CASE NO. 3383

Heard in Calgary, Wednesday, 12 November 2003







The appeal of discipline assessed Locomotive Engineer C.L. Banman of Jasper, AB, for "Failure to accept a call for Train 305 on September 20, 2001."

BROTHERHOOD'S STATEMENT OF ISSUE: On September 19, 2001, Locomotive Engineer Banman was ordered in straight-away service from Jasper to Edmonton on Train M30251 18 going off duty at the latter location at 05:10 on September 20, 2001. At this time, the grievor noted that he was lined up for 16:00 on Train 783 and he prepared himself accordingly. At approximately 19:00, Mr. Banman was called for 21:00 on train 305, five (5) hours later than originally planned and anticipated. Conversations ensued between a transportation supervisor and a CMC crew supervisor relating to poor line-up information which ultimately resulted in Locomotive Engineer Banman being removed from the working board.

The Company conducted an investigation in connection with Locomotive Engineer Banman's failure to accept a call for duty on September 20, 2001, and as the result of the investigation, the grievor was subsequently assessed a written reprimand.

The Brotherhood has contended that the grievor is the judge of his own condition, and that in the instant circumstances he properly invoked the right due to being unfit for duty.

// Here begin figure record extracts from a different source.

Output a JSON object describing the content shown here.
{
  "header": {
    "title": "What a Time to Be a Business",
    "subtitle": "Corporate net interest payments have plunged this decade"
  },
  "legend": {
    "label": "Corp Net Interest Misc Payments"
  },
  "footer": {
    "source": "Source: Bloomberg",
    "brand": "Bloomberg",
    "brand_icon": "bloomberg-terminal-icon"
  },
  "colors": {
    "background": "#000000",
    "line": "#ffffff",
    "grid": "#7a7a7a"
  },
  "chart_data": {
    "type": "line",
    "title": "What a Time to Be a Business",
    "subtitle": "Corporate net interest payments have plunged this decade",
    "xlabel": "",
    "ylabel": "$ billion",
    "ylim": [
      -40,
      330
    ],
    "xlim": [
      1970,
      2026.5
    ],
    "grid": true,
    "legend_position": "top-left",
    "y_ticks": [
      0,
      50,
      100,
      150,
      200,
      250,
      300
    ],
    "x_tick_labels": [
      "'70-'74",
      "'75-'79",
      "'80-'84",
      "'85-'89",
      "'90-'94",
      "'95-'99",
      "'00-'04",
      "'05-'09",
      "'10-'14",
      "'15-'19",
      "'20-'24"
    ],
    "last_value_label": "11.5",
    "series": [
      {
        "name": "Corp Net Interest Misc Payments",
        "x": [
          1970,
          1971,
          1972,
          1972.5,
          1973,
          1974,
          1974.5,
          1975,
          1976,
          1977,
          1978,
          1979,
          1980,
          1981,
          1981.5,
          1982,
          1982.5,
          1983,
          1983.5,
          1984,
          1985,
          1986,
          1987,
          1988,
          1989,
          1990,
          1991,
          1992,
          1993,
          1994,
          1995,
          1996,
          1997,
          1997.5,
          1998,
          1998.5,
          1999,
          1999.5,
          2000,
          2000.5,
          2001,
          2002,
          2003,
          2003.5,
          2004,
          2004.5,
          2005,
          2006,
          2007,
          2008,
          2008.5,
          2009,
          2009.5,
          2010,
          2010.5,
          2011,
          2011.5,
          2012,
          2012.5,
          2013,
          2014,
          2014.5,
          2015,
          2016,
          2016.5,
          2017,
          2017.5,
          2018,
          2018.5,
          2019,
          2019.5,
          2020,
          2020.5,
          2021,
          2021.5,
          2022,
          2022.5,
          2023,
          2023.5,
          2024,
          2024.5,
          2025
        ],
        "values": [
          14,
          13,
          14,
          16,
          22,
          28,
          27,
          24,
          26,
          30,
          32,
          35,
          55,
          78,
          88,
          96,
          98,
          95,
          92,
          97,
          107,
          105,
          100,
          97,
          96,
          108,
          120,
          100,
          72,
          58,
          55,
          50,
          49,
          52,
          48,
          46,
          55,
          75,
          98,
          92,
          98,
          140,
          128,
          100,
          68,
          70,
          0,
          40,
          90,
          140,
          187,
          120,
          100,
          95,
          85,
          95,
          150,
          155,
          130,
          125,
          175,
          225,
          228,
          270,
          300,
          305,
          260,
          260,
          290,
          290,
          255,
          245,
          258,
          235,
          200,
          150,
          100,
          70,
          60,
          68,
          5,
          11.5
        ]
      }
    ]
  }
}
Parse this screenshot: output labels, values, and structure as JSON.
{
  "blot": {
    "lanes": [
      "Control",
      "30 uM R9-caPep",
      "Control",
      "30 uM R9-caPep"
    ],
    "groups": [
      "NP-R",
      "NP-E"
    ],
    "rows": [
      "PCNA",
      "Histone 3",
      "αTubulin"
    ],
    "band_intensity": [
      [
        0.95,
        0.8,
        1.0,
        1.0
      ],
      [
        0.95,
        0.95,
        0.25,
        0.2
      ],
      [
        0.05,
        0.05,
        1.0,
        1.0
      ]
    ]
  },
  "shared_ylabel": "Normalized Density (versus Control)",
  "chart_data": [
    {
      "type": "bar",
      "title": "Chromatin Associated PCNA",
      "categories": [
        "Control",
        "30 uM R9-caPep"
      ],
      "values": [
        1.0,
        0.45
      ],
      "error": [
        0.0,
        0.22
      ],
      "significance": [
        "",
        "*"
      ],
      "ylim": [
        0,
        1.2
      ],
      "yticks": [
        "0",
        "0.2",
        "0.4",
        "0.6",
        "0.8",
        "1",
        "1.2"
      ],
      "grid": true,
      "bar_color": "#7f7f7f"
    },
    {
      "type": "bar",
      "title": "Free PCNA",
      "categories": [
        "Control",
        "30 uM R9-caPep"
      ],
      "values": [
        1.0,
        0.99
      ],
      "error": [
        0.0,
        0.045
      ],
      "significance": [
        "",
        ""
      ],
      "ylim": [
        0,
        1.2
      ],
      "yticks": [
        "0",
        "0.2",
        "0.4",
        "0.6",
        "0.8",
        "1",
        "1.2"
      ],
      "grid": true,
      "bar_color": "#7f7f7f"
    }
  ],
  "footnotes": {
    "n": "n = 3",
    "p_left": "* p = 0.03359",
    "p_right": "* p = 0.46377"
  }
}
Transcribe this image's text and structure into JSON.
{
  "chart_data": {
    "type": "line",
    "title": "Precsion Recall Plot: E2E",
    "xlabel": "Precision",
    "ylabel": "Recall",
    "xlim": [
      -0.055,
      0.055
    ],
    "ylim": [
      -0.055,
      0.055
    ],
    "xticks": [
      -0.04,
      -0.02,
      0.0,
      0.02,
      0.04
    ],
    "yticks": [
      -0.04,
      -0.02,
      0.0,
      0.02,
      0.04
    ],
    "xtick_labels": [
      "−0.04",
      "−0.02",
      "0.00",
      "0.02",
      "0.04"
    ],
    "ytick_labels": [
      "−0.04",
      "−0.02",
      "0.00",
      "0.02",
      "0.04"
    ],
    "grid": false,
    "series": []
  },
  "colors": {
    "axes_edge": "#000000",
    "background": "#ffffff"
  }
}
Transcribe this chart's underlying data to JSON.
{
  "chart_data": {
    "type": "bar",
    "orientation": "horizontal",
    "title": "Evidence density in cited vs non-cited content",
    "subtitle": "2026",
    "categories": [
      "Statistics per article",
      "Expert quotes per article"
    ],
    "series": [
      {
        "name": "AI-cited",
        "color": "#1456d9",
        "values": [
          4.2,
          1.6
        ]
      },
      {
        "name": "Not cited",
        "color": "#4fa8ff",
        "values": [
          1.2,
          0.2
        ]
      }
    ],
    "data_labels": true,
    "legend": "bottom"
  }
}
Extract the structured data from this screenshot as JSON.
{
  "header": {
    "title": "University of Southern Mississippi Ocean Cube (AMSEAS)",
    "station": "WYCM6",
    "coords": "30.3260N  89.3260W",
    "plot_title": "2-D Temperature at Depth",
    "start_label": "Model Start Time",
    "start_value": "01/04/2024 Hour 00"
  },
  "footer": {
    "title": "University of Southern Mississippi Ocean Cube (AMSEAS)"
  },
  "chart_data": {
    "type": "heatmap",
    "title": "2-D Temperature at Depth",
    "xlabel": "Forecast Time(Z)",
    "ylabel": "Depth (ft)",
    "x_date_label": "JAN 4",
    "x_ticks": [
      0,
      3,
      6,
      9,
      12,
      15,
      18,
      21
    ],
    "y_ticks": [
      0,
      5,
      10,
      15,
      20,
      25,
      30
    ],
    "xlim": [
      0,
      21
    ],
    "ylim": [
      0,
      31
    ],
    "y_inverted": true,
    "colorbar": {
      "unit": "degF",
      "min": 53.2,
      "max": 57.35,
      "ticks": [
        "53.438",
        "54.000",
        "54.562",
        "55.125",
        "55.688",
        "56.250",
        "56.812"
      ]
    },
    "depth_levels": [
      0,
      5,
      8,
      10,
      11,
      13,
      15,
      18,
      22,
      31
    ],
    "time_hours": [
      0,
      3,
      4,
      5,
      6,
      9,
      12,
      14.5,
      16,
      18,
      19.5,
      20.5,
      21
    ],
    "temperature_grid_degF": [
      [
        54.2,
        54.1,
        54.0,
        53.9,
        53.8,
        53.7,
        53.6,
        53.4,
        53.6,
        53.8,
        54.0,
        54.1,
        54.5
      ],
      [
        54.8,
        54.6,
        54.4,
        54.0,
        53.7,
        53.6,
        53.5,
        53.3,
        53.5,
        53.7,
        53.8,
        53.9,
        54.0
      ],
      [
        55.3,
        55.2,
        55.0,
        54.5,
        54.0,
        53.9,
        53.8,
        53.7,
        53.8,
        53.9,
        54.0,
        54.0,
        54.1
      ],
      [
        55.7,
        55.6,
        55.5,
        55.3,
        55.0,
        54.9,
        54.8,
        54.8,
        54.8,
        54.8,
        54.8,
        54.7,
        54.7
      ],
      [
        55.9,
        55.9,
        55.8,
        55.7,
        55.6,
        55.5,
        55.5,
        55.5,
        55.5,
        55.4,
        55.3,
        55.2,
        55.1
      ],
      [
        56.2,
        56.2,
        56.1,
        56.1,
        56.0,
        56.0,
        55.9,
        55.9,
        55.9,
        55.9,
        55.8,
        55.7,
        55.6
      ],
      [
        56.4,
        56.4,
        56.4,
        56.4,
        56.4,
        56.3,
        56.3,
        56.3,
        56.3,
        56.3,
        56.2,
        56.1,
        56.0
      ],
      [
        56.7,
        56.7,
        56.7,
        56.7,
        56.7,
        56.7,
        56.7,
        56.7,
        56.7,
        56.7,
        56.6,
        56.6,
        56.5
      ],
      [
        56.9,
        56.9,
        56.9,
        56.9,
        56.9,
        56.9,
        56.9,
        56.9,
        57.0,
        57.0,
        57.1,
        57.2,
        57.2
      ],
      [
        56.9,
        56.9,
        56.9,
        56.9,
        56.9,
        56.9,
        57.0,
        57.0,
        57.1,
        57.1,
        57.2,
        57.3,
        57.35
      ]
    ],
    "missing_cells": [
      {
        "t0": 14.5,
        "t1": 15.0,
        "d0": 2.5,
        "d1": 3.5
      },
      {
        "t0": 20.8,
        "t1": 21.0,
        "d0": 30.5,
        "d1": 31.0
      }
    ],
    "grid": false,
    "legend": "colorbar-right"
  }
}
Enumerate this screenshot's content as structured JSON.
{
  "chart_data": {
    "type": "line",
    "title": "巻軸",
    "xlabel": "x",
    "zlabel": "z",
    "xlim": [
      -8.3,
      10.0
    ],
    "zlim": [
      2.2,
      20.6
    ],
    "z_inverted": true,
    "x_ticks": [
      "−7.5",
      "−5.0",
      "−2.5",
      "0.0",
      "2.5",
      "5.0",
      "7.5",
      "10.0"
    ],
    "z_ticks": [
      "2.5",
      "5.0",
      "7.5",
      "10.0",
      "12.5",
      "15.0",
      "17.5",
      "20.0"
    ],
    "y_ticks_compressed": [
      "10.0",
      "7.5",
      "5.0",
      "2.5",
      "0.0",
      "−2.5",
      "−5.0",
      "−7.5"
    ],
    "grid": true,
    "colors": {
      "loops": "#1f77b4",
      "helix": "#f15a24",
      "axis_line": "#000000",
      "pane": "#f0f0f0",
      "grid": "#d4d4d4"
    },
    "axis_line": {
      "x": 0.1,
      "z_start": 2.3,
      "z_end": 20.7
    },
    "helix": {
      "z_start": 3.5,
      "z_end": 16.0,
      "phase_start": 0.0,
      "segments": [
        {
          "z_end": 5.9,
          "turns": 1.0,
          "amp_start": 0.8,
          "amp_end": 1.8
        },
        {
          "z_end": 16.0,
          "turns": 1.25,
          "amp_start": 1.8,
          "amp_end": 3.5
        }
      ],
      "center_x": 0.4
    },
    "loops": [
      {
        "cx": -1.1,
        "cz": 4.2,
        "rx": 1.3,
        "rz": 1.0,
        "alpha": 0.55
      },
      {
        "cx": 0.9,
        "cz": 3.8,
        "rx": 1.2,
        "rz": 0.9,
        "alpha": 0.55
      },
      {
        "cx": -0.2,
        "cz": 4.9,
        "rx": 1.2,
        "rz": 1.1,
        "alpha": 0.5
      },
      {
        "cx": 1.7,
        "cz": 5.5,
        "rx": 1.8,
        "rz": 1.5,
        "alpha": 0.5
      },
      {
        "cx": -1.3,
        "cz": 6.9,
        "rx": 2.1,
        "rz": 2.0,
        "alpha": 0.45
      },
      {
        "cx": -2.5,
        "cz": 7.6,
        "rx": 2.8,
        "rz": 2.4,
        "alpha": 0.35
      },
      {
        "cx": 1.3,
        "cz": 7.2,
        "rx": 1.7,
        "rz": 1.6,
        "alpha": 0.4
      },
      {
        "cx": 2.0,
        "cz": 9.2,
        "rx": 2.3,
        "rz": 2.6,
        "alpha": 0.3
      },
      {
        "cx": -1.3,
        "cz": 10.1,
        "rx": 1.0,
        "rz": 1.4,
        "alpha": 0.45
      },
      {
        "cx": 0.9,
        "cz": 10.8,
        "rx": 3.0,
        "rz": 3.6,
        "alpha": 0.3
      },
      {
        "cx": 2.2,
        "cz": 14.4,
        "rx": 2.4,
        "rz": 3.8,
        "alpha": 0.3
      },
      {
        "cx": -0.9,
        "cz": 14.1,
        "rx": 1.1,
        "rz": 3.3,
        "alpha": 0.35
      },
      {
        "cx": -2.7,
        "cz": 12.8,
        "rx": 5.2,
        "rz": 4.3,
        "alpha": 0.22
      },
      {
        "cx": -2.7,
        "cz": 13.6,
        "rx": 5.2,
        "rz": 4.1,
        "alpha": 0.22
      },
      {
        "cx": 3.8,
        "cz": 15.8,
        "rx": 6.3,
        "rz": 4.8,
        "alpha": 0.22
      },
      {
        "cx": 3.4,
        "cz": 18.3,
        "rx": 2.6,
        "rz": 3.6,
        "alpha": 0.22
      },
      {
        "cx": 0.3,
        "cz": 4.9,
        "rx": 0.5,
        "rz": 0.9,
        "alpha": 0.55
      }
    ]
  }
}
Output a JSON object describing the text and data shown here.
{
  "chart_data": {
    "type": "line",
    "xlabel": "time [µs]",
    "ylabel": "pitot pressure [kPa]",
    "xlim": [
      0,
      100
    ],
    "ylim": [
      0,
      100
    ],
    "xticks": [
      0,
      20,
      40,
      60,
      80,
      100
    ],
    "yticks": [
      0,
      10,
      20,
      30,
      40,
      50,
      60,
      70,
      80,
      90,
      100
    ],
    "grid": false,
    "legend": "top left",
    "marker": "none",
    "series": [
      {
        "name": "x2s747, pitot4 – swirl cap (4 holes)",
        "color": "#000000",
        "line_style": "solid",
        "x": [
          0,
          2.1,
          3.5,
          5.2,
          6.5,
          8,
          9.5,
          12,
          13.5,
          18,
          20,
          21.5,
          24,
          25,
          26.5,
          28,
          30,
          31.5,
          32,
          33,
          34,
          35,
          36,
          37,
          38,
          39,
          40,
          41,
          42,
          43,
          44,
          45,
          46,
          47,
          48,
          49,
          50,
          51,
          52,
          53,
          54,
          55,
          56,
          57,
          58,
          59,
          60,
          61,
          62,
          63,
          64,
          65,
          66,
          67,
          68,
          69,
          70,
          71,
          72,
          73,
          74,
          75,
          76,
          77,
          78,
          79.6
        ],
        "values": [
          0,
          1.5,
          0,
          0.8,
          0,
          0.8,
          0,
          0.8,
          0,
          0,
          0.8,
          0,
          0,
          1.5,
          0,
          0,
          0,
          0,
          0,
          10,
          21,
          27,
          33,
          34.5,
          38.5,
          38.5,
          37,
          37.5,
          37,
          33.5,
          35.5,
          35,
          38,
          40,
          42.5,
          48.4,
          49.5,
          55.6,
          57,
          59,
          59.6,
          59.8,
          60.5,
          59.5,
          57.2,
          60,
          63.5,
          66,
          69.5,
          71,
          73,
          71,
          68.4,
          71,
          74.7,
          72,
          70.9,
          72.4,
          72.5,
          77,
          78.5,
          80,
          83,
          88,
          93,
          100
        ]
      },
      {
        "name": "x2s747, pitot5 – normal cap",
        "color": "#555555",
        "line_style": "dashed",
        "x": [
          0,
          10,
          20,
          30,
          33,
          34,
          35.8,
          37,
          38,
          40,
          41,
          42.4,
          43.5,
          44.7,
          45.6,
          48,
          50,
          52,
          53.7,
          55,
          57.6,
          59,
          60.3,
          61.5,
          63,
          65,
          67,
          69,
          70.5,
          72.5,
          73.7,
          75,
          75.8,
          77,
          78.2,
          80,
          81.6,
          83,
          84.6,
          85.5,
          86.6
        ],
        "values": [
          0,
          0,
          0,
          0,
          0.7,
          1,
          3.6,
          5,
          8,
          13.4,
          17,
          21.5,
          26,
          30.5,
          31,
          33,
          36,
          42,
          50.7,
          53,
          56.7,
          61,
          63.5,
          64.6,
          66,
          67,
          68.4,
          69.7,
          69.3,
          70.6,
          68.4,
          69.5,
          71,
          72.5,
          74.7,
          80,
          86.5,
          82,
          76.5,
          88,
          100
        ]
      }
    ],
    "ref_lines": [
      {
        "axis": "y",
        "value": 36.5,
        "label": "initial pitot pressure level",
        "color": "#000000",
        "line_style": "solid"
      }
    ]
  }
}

The Brotherhood has requested that the written reprimand placed on the grievor's discipline record be expunged.

The Company has declined the Brotherhood's request.


There appeared on behalf of the Company:

S. Blackmore
R. Reny

- Manager, Human Resources, Edmonton
- Sr. Manager, Human Resources, Edmonton

And on behalf of the Brotherhood:

D. E. Brummund

- Sr. Vice-General Chairperson, Edmonton



The material before the Arbitrator confirms, without dispute, that the grievor, Locomotive Engineer Banman, refused a call which he received at 19:00 for service on train 305 at 21:00 on September 20, 2001. As a result of that action he was issued a reprimand which is the subject of this grievance.

The evidence confirms that the grievor went off duty at 05:10 on the morning of September 20. According to the Company's Step 3 response to the grievance, at that point the grievor noted that he was lined up for duty at approximately 16:00. It does not appear disputed that the grievor obtained several hours' sleep during his layover at Edmonton. In the end, however, his on duty time was pushed back to 21:00, with a corresponding call time of 19:00.

The Company does not dispute that it would have been within the grievor's prerogatives to notify the crew dispatcher that he would not be able to accept a call for a train in the later hours of September 20, 2001. The material filed before the Arbitrator by the Company includes line-ups taken at various points during the day. Those line-ups, which were available to the grievor, clearly indicate that his call would not come at 16:00, as originally, expected. For example, the line-up at 07:50 Edmonton time indicated that he would be handling an extended service Jasper-bound train at 20:00. At 15:49 Edmonton time, close to what the grievor originally considered his call time of 16:00, the call time for train 305 was shown as 19:30. While it is not disputed that it would have been available to the grievor to obtain current estimates of his call time, and that it was within his capacity to be aware of the growing delay in what he originally believed to be a call time of 16:00, he made no attempt to advise the crew dispatcher that he would not be fit to handle a later call. In fact, it is only when he was called at 19:00 for an ordered time of 21:00 that Locomotive Engineer Banman declined the call. The decline caused disruption and additional cost to the Company, as it was compelled to deadhead his conductor back to Jasper and utilize an Edmonton crew to handle train 305.

The Arbitrator is satisfied that in the circumstances the grievor was deserving of discipline, and that a written reprimand was appropriate. While there is no question that it was for the grievor to be the judge of his own fitness, it was clearly incumbent upon him to make the appropriate judgement well before 19:00, when he was called. By waiting until he effectively received the call to refuse it, contrary to Company rules, the grievor caused a delay of the train and additional expense to the Company. In the circumstances it was plainly incumbent upon him to advise his employer prior to the call that he would not be fit to handle any train beyond a call at 19:00 and to do so reasonably in advance of that time. If, as suggested in the argument of the Brotherhood's representative, the grievor was entitled to, in his words, "analyse" his condition up to the point of receiving the call, the orderly assignment and manning of trains would become virtually unmanageable for the Company. The employer would never know, virtually until the moment of the call, whether it in fact had an employee it could rely upon to handle a train as scheduled.

For the foregoing reasons the Arbitrator is satisfied that the grievor was deserving of discipline, and that the reprimand which was issued to him was justified in the circumstances. The grievance must therefore be dismissed.